Microsoft contracts with EU raises 'serious concerns' about data privacy - watchdog
EDPS says there is significant scope between vendor and EU to improve arrangements to protect individuals' data
Europe's top data watchdog has expressed "serious concerns" over contract arrangements between Microsoft and EU institutions that use its services and products.
The European Data Protection Supervisor's (EDPS) statement is the preliminary result of an ongoing inquiry launched in April to investigate whether the contracts between Microsoft and the EU institutions that its products and services were compliant with the bloc-wide GDPR.
"The preliminary results reveal serious concerns over the compliance of the relevant contractual terms with data protection rules and the role of Microsoft as a processor for EU institutions using its products and services," stated the EDPS.
When contacted by CRN over the matter, a Microsoft spokesperson said: "We are committed to helping our customers comply with GDPR, Regulation 2018/1725, and other applicable laws.
"We are in discussions with our customers in the EU institutions, and will soon announce contractual changes that will address concerns such as those raised by the EDPS."
The watchdog's findings echoed those of the Dutch Ministry of Justice and Security earlier this year.
There was also "significant scope" to improve the contracts between IT providers and public administration to protect the data of individuals, according to the EDPS.
"Amended contractual terms, technical safeguards and settings agreed between the Dutch Ministry of Justice and Security and Microsoft to better protect the rights of individuals, shows that there is significant scope for improvement in the development of contracts between public administration and the most powerful software developers and online service outsourcers," it stated.
"The EDPS is of the opinion that such solutions should be extended not only to all public and private bodies in the EU, which is our short-term expectation but also to individuals."
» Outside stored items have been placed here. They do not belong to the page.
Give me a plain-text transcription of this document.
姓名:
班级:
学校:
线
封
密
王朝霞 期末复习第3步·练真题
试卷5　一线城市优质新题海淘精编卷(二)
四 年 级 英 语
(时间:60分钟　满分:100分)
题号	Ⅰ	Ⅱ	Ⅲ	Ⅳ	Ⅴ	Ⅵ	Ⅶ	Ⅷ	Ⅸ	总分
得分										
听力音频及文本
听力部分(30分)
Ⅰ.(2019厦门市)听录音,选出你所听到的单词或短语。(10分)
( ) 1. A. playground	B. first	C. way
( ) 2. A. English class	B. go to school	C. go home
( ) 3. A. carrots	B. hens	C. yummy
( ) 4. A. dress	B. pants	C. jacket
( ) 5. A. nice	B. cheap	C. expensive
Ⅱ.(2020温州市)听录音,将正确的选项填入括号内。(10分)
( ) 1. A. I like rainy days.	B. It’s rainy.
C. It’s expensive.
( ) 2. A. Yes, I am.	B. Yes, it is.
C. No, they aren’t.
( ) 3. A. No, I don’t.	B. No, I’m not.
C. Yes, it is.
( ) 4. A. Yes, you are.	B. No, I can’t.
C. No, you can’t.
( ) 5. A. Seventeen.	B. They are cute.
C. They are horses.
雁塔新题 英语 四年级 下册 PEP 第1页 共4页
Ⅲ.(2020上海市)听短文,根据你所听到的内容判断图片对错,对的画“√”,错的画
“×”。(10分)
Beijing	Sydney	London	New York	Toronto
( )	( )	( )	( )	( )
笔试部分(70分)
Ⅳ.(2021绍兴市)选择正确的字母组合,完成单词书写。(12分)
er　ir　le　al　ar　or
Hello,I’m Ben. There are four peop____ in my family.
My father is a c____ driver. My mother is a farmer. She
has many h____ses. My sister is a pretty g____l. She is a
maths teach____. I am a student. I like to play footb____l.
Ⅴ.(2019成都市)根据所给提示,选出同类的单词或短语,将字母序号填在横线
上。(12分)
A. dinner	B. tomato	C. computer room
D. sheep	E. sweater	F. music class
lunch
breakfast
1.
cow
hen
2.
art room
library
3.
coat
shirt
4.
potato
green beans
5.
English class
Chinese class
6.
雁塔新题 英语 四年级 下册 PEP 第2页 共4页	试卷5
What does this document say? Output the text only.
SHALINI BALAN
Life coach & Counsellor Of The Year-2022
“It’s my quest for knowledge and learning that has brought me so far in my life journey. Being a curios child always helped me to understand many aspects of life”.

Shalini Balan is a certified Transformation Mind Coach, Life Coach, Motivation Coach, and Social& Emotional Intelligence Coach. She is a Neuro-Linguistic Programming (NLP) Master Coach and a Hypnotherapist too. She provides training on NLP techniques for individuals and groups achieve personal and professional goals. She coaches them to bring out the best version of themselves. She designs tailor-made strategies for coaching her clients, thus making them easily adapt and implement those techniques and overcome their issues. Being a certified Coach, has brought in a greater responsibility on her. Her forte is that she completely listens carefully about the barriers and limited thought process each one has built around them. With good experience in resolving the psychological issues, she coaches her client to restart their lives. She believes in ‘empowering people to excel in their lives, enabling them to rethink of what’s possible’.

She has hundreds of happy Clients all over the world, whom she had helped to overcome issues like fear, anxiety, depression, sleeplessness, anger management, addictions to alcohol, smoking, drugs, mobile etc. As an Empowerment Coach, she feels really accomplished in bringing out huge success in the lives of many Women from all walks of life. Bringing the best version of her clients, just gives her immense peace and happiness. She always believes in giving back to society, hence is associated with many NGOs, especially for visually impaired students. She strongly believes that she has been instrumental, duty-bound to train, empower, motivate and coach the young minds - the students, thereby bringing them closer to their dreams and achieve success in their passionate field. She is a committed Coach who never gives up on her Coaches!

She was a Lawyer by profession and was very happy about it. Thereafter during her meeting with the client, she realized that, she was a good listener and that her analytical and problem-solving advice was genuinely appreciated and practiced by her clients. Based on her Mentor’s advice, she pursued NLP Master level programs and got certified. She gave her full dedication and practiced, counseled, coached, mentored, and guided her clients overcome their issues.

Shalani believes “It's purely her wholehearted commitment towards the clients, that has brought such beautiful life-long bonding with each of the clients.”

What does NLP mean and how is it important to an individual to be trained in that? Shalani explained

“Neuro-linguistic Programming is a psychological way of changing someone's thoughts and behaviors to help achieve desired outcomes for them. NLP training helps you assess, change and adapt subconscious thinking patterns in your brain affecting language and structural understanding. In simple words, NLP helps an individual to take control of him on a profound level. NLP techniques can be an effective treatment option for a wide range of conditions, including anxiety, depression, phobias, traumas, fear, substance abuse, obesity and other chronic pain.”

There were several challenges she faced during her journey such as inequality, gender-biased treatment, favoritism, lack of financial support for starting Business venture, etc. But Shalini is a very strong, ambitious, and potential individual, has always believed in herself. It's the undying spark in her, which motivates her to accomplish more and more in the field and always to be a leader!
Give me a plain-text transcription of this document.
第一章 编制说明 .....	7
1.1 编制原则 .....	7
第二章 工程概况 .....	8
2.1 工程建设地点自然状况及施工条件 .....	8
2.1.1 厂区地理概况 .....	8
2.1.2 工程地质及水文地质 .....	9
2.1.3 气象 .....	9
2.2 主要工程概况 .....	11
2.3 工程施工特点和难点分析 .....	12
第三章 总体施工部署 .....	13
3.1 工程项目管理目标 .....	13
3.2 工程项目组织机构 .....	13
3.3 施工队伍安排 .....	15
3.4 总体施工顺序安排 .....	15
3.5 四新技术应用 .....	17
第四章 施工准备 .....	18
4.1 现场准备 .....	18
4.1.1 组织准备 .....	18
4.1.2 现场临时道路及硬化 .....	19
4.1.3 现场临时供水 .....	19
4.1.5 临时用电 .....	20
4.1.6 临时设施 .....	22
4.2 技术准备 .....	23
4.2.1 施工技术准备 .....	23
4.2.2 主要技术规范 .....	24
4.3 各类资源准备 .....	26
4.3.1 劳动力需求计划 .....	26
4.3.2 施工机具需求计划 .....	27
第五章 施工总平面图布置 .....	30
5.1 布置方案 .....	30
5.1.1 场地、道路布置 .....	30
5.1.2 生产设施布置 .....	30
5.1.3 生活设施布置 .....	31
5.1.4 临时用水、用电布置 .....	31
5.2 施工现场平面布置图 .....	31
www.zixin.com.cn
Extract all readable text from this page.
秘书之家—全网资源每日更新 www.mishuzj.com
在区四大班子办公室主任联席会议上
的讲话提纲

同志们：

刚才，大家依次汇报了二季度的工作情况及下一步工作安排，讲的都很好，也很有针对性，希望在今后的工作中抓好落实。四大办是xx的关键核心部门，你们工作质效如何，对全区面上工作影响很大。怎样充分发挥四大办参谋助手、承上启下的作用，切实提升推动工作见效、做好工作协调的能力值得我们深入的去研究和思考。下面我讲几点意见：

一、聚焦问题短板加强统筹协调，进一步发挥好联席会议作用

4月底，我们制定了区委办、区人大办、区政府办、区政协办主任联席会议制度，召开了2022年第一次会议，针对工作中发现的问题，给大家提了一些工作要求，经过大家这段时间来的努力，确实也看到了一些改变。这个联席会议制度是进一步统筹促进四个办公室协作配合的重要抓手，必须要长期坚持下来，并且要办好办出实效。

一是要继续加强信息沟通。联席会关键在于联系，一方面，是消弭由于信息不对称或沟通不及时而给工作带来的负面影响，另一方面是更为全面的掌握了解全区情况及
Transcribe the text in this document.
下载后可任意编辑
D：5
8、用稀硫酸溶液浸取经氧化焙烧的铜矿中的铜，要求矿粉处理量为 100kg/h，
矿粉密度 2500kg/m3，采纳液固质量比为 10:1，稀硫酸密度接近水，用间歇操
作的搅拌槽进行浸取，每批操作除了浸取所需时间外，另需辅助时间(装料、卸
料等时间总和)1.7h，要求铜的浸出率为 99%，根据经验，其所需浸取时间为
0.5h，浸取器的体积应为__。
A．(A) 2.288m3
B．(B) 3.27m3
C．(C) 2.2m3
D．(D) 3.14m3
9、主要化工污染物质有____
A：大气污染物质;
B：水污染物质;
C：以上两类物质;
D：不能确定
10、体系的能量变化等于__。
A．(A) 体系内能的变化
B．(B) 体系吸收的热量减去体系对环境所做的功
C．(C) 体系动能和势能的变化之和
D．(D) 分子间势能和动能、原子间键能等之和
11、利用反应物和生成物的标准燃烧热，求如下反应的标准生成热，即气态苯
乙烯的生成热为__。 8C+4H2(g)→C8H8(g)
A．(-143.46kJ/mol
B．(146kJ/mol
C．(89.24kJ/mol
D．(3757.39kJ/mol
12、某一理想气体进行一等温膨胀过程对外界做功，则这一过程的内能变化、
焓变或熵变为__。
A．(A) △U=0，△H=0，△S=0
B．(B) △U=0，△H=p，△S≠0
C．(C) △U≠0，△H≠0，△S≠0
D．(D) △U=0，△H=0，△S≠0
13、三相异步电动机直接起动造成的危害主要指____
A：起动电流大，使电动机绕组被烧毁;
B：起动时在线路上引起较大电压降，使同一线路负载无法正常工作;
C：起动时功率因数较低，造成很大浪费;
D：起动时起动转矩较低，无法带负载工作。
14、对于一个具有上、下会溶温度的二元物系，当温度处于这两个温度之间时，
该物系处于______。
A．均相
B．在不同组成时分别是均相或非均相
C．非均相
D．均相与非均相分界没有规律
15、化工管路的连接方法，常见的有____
Though EU organisations outsource the processing of large amounts of personal data when using the products and services of IT providers, they are ultimately responsible for the processing activities carried out on their behalf.
The institutions must assess the risks and have the appropriate contractual and technical safeguards in place to mitigate those risks.
The data protection authority also formed the Hague Forum in August - in conjunction with the Dutch Ministry of Justice and Security - to discuss how to "take back control" of the IT services and products offered by large IT service providers and the need to collectively set the standard contracts, instead of accepting the providers own terms and conditions.
Wojciech WiewiĆ³rowski, Assistant EDPS, said: " We expect that the creation of The Hague Forum and the results of our investigation will help improve the data protection compliance of all EU institutions, but we are also committed to driving positive change outside the EU institutions, in order to ensure maximum benefit for as many people as possible.
"The agreement reached between the Dutch Ministry of Justice and Security and Microsoft on appropriate contractual and technical safeguards and measures to mitigate risks to individuals is a positive step forward.
"Through The Hague Forum and by reinforcing regulatory cooperation, we aim to ensure that these safeguards and measures apply to all consumers and public authorities living and operating in the EEA."